Las Vegas, with 50 homeless individuals per 10,000 people last year, ranked only behind Tampa, Fla., New Orleans and Fresno, Calif., according to a study released last month by the National Alliance to End Homelessness and its Homelessness Research Institute in Washington, D.C. That is two-and-a-half times worse than the national average of 21 homeless individuals per capita.
Researchers estimated that 9,432 homeless individuals stay in Las Vegas, the nation's 12th largest homelessness population even though the metro area as a whole is only 30th most populous in the United States. Each of the top seven cities for homelessness, a list that also includes Honolulu, Hawaii, Los Angeles, and San Jose, Calif., have relatively warm weather in common.
As bad as homelessness remains in Southern Nevada, the picture statewide has actually improved. The report stated that Nevada saw a 27 percent decline in homelessness from 2009 to 2011, third best behind Rhode Island and Arizona. Homelessness among Nevada's veterans and families dropped by 45 percent and 31 percent respectively.
The flip side where Nevada veterans are concerned is that 62 remained homeless per 10,000 people, double the national average and second behind only California among states. An estimated 1,430 Nevada veterans were homeless last year.
Metro Areas with Highest Rates of Homelessness
Homeless People Per
|1. Tampa, Fla.||57|
|2. New Orleans||56|
|3. Fresno, Calif.||54|
|4. Las Vegas||50|
|5. Honolulu, Hawaii||47|
|U.S. National Average||21|
Source: National Alliance to End Homelessness/Homelessness Research Institute
Nevada also had the nation's second highest severe housing cost burden, a measurement of the ability of poor people to pay their rent. Nearly 81 percent of Nevada's poor residents are paying more than half their income for housing, a figure topped only by Hawaii's 82 percent. Nevada had 57,365 households in 2010 that experienced severe housing cost burdens.
The report took an in-depth look at the impact the economic downturn had on America's homeless population from 2009 through 2011. Even though the nation's homeless population decreased by 1 percent or 7,000 people over that period, researchers stated that problems are escalating for those who remain without permanent shelter.
A chief concern is that a $1.5 billion federal program to prevent recession-related increases in homelessness is ending this fall. Resources available to help those individuals have already been exhausted in many communities.
"Debt and deficit reduction at the federal level have begun to shrink assistance available to the most vulnerable," the report stated.
One bright spot was the 11 percent decline in homelessness among veterans nationwide. But there were many more negatives in the report. The number of poor households that spent more than half their income on rent increased by 6 percent while unemployment rose in 32 states.

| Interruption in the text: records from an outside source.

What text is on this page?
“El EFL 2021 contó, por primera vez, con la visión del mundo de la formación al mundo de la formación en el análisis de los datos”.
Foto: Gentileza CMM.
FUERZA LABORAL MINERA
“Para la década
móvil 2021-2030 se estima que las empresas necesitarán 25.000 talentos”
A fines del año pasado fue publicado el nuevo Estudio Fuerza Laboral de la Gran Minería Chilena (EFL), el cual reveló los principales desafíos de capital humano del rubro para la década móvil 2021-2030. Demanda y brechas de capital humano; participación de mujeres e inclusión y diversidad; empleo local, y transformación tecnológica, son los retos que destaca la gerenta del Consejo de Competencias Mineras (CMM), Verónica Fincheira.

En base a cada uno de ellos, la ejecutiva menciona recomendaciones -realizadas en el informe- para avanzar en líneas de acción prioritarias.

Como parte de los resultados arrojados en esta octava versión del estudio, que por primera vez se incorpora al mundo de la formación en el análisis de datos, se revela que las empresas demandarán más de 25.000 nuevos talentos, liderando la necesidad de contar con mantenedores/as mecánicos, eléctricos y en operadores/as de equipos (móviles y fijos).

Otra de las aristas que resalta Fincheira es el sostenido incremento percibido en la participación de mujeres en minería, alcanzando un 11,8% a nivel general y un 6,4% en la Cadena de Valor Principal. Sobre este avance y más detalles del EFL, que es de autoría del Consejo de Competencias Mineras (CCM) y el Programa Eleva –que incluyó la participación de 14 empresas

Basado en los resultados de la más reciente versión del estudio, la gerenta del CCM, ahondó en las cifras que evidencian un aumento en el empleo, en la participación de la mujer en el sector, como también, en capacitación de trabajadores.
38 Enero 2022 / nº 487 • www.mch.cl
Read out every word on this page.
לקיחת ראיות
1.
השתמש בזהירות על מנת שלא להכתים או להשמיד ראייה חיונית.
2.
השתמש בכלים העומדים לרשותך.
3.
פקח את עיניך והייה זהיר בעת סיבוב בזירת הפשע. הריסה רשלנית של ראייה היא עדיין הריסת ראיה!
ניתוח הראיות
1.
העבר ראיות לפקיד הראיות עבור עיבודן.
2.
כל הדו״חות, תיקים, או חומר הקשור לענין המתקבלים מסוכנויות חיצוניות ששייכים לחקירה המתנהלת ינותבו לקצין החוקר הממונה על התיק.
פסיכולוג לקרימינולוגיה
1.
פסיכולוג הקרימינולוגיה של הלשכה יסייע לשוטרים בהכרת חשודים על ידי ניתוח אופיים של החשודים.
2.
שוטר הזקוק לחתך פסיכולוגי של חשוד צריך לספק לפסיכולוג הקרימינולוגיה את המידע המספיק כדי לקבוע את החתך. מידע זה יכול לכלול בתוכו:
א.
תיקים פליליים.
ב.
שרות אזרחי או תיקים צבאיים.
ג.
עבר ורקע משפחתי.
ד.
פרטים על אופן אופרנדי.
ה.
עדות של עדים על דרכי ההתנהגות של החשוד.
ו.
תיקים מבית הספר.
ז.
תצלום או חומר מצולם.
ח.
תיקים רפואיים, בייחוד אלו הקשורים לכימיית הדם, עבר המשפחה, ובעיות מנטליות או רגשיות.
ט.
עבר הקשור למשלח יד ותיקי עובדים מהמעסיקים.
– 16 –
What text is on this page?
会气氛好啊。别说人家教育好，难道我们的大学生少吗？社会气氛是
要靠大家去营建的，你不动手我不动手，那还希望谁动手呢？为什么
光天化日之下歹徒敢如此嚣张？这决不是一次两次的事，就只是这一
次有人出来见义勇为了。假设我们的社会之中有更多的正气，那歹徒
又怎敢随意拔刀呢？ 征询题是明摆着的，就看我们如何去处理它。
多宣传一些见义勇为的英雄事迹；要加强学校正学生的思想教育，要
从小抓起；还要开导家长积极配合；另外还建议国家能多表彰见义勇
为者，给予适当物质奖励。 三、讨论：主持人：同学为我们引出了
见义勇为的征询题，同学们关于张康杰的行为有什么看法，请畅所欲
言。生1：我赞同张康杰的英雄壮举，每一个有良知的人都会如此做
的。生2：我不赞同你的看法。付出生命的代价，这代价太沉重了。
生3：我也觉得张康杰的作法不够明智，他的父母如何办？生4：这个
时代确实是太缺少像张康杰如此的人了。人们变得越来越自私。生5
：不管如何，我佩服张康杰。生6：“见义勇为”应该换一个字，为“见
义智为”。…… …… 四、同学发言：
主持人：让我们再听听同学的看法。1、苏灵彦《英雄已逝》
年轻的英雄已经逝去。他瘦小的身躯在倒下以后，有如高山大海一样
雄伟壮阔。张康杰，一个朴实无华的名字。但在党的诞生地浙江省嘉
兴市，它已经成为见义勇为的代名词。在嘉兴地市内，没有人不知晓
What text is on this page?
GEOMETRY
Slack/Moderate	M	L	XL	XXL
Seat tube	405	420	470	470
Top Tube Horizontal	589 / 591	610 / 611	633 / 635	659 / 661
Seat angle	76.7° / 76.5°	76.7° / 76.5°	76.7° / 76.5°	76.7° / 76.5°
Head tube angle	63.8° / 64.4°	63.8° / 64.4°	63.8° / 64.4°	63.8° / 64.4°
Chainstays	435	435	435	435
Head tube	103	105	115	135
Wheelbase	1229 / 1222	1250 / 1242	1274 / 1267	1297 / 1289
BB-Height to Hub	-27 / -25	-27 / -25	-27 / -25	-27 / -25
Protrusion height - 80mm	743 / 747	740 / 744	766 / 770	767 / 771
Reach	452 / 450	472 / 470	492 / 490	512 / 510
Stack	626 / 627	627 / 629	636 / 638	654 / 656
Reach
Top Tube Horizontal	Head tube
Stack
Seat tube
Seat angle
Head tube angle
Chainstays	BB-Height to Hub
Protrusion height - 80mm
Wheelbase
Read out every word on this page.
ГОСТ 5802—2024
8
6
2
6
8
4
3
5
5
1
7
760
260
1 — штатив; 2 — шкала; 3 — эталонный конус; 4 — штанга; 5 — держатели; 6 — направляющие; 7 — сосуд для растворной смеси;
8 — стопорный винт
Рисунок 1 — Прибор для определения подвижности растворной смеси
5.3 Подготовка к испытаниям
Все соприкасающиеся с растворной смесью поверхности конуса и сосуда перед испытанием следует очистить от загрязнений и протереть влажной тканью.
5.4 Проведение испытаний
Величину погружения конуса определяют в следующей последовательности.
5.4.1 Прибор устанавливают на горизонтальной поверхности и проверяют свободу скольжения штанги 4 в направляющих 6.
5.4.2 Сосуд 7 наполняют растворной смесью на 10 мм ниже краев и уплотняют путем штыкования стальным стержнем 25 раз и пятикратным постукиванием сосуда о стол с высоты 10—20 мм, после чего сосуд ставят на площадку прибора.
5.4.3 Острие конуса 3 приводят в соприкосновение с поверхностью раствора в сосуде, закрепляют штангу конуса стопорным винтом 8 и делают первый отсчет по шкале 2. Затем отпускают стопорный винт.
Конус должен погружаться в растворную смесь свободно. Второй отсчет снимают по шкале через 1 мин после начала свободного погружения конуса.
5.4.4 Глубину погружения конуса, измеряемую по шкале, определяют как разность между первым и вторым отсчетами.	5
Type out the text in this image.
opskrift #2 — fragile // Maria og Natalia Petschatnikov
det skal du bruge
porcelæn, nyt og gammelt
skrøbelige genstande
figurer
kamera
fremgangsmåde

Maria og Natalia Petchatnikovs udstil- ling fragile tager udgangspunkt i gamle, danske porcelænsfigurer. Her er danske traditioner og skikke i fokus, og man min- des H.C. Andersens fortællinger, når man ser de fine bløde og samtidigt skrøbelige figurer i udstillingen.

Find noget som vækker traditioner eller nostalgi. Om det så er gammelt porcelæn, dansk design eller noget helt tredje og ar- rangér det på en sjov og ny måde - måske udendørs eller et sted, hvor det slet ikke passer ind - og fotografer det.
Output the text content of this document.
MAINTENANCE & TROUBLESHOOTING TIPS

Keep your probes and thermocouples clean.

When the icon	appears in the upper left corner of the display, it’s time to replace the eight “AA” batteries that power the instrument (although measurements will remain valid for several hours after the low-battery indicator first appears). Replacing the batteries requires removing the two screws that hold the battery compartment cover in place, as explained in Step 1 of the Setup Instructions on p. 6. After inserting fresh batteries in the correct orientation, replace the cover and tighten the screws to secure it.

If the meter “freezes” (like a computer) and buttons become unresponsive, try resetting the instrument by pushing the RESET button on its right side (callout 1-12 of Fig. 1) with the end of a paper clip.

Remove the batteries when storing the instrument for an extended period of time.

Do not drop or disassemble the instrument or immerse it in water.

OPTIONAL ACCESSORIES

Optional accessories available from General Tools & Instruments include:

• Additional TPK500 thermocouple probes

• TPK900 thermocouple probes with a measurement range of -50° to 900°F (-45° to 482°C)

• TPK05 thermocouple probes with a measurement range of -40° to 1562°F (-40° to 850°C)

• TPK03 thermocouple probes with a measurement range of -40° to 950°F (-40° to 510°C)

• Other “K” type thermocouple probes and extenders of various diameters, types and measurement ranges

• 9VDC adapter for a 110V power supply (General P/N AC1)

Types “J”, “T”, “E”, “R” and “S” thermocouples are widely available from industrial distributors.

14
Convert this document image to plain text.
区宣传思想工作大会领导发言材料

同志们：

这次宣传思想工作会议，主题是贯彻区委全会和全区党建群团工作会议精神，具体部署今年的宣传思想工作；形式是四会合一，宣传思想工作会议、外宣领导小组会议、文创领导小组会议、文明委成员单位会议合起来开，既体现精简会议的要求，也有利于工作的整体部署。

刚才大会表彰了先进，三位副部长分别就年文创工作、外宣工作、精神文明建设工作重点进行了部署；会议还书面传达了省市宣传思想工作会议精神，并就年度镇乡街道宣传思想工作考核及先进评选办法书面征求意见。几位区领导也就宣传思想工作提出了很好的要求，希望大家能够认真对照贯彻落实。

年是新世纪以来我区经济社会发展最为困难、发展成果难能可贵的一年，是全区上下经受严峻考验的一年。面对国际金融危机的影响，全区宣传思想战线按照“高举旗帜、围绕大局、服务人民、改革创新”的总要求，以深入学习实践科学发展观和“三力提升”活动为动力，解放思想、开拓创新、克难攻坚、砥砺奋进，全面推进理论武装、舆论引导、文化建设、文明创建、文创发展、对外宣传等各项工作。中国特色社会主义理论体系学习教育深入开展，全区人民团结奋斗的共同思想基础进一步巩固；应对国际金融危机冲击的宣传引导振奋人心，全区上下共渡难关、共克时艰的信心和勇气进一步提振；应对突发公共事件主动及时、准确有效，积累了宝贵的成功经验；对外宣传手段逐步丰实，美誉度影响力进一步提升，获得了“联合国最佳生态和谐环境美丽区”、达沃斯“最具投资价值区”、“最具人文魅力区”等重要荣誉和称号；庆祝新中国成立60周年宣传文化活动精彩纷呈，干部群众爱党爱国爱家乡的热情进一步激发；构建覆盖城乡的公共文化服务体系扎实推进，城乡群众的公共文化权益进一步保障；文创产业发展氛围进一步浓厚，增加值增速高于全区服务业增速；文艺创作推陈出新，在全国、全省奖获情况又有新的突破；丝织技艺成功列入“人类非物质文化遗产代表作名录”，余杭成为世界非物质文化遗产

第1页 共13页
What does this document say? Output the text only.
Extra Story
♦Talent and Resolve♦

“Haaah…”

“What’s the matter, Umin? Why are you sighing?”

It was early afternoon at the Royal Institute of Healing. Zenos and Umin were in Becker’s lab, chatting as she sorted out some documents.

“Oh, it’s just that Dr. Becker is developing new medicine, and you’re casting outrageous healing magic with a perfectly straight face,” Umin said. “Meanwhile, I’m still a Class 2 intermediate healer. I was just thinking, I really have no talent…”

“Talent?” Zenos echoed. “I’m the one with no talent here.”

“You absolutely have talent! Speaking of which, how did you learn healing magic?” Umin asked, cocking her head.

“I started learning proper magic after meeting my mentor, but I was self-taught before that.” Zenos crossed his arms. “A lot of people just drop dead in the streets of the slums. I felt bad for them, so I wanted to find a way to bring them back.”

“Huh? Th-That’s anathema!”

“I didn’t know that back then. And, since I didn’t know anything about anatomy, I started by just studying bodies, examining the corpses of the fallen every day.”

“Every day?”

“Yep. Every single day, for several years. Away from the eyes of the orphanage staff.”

There was also a 13 percent increase in the number of people who now live with friends, family or non relatives for economic reasons, and a 4 percent increase in those without health insurance.
"With 40 percent of homeless people unsheltered, the crisis response system must be improved," the authors concluded. "Permanent supportive housing works to house chronically homeless people and veterans with disabilities, and continued investment will solve these problems."